Der potenzielle Kunde erfasst auf der Website die Kundendaten, die im CRM-System gespeichert werden. Da das vorhandene Bestandssystem über keine API verfügt, müssten die Sachbearbeiter die Daten manuell überführen, was durch ein RPA-Bot ersetzt werden kann. Dieser kann in den Prozess integriert werden, indem ein automatisierter Schritt erstellt wird, der sich um den Start des Bots nach Eingang der Kundendaten kümmert, auf die Rückmeldung wartet und diese dann verarbeitet. Nach erfolgreicher Datenübermittlung kann die Erfragung und Bestätigung des SEPA Mandats automatisiert erfolgen. Die Übertragung der empfangenen Daten wird von einem zweiten Bot ausgeführt, der wiederum von einem automatisierten Task mit der Workflow-Engine gesteuert wird.
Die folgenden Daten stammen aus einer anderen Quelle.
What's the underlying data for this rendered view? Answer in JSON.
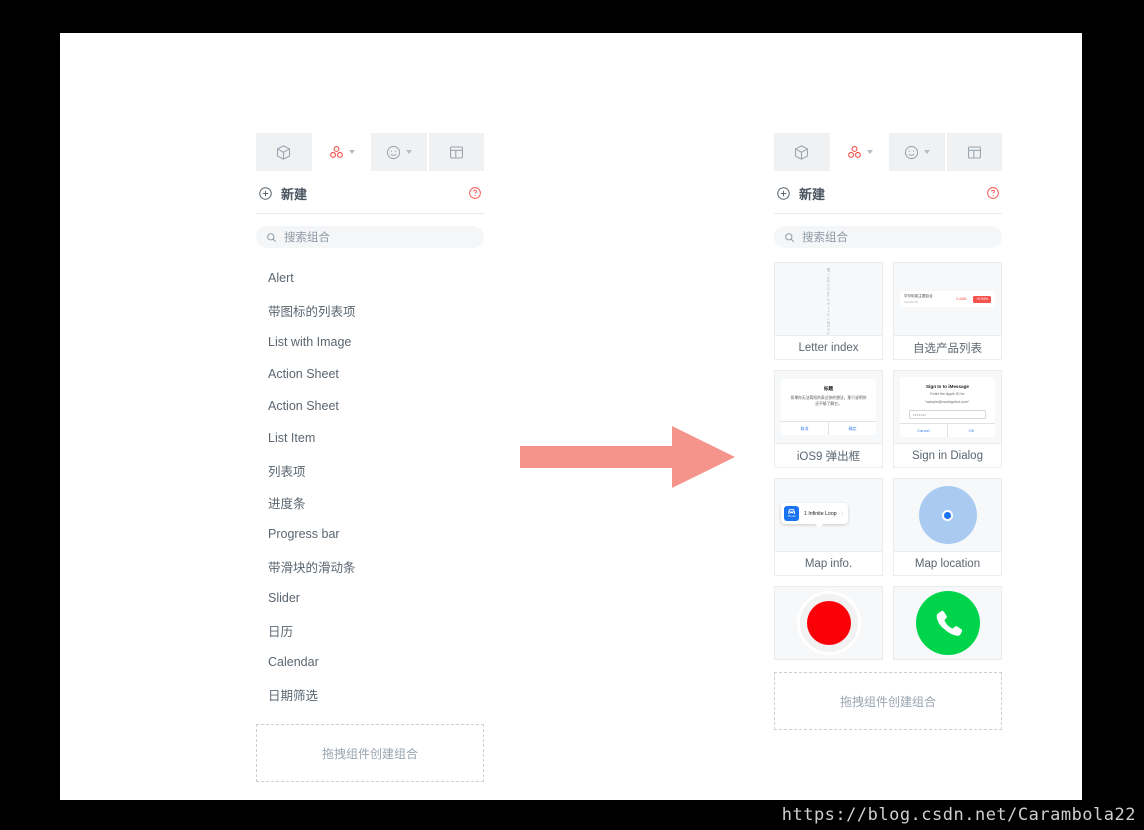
{
  "watermark": "https://blog.csdn.net/Carambola22",
  "toolbar": {
    "icons": [
      {
        "name": "cube-icon",
        "label": "组件",
        "has_caret": false,
        "active": true
      },
      {
        "name": "molecule-icon",
        "label": "组合",
        "has_caret": true,
        "active": false
      },
      {
        "name": "smiley-icon",
        "label": "图标",
        "has_caret": true,
        "active": true
      },
      {
        "name": "layout-icon",
        "label": "布局",
        "has_caret": false,
        "active": false
      }
    ]
  },
  "header": {
    "new_label": "新建",
    "plus_icon": "plus-circle-icon",
    "help_icon": "question-circle-icon"
  },
  "search": {
    "placeholder": "搜索组合",
    "icon": "search-icon"
  },
  "left_panel": {
    "components": [
      "Alert",
      "带图标的列表项",
      "List with Image",
      "Action Sheet",
      "Action Sheet",
      "List Item",
      "列表项",
      "进度条",
      "Progress bar",
      "带滑块的滑动条",
      "Slider",
      "日历",
      "Calendar",
      "日期筛选"
    ],
    "dropzone_text": "拖拽组件创建组合"
  },
  "right_panel": {
    "dropzone_text": "拖拽组件创建组合",
    "cards": [
      {
        "id": "letter-index",
        "label": "Letter index",
        "thumb": "letter-index",
        "letters": [
          "搜",
          "☆",
          "A",
          "B",
          "C",
          "D",
          "E",
          "F",
          "G",
          "H",
          "I",
          "J",
          "K",
          "L",
          "M",
          "N",
          "O",
          "P",
          "Q",
          "R",
          "S",
          "T",
          "U",
          "V",
          "W",
          "X",
          "Y",
          "Z",
          "#"
        ]
      },
      {
        "id": "product-list",
        "label": "自选产品列表",
        "thumb": "product-list",
        "row": {
          "name": "华尔街英主题百合",
          "code": "SH600000",
          "price": "3.4565",
          "badge": "+0.54%"
        }
      },
      {
        "id": "ios9-alert",
        "label": "iOS9 弹出框",
        "thumb": "ios9-alert",
        "dialog": {
          "title": "标题",
          "message": "如果你无法简短的表达你的想法，那只说明你还不够了解它。",
          "cancel": "取消",
          "confirm": "确定"
        }
      },
      {
        "id": "sign-in-dialog",
        "label": "Sign in Dialog",
        "thumb": "sign-in-dialog",
        "dialog": {
          "title": "Sign In to iMessage",
          "sub_line1": "Enter the Apple ID for",
          "sub_line2": "\"sample@mockignbot.com\".",
          "password_value": "•••••••",
          "cancel": "Cancel",
          "ok": "OK"
        }
      },
      {
        "id": "map-info",
        "label": "Map info.",
        "thumb": "map-info",
        "bubble": {
          "badge_icon": "car-icon",
          "badge_time": "15 min",
          "address": "1 Infinite Loop",
          "chevron": "chevron-right-icon"
        }
      },
      {
        "id": "map-location",
        "label": "Map location",
        "thumb": "map-location",
        "dot_icon": "location-dot-icon"
      },
      {
        "id": "record-button",
        "label": "",
        "thumb": "record-button",
        "icon": "record-circle-icon"
      },
      {
        "id": "call-button",
        "label": "",
        "thumb": "call-button",
        "icon": "phone-icon"
      }
    ]
  },
  "arrow": {
    "name": "right-arrow",
    "color": "#f4948a"
  },
  "colors": {
    "accent_red": "#f4524d",
    "icon_gray": "#9aa5b0",
    "text": "#5b6670",
    "blue": "#1a73f0",
    "green": "#00d44b"
  }
}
Ist dies geschehen, wird der Antragsprozess automatisch zur Policierung oder Ablehnung des SEPA Mandats fortgesetzt.

Es ist nicht nur so, dass der Prozess auf diese Weise klarer wird, sondern es gibt auch wesentliche weitere Vorteile, die sich aus dieser Vorgehensweise ergeben:

  1. Die Prozesse sind schon an dedizierten Schritten (Verarbeitung der Kundendaten ins Bestandssystem, Integration der Freigaben durch Kunden) vollständig automatisiert mit verhältnismäßig geringer Investition. (Keine neue Anwendung mit API wird gebraucht und Implementierung von Schnittstellen sind nicht nötig)
  2. Die Prozessorchestrierung bringt die Möglichkeit des Monitorings mit sich, die unter anderem die Vorgänge auskunftsfähig für den Service Desk macht.
  3. Transparenz über den Prozess und der Geschäftslogik durch eine lückenlose Dokumentation und standardmäßige Modellierung.
  4. Diese Transparenz bietet eine solide Basis, um weitere Use Cases für Automatisierung zu entdecken und deren Business Cases zu kalkulieren. Einzelne Schritte können perspektivisch auch mit API automatisiert werden, ohne den Prozess zu ändern. Die einzelnen Tasks können gekapselt von der Benutzung eines RPA-Bots zur Benutzung eines APIs geändert werden.
  5. Die gefundenen Use Cases können unabhängig voneinander und inkrementell realisiert werden, was eine agile Vorgehensweise ermöglicht.

Der Einsatz von Prozessorchestrierung stellt sicher, dass die Prozesslogik in einem einheitlichen Modell bleibt, was dazu führt, dass die RPA-Bots im Rahmen der Prozessautomatisierung bestmöglich eingesetzt werden. Auf diese Weise werden keine wichtigen Entscheidungen in einem Bot versteckt, sondern sie sind für jede Aufgabe klar getrennt. Die Kombination dieser zwei Technologien hilft nicht nur, den Spagat der Bots zu bewältigen, sondern auch, Optimierungspotenziale und zukünftige Innovationen zu erkennen und auf notwendige Veränderungen schnell reagieren zu können.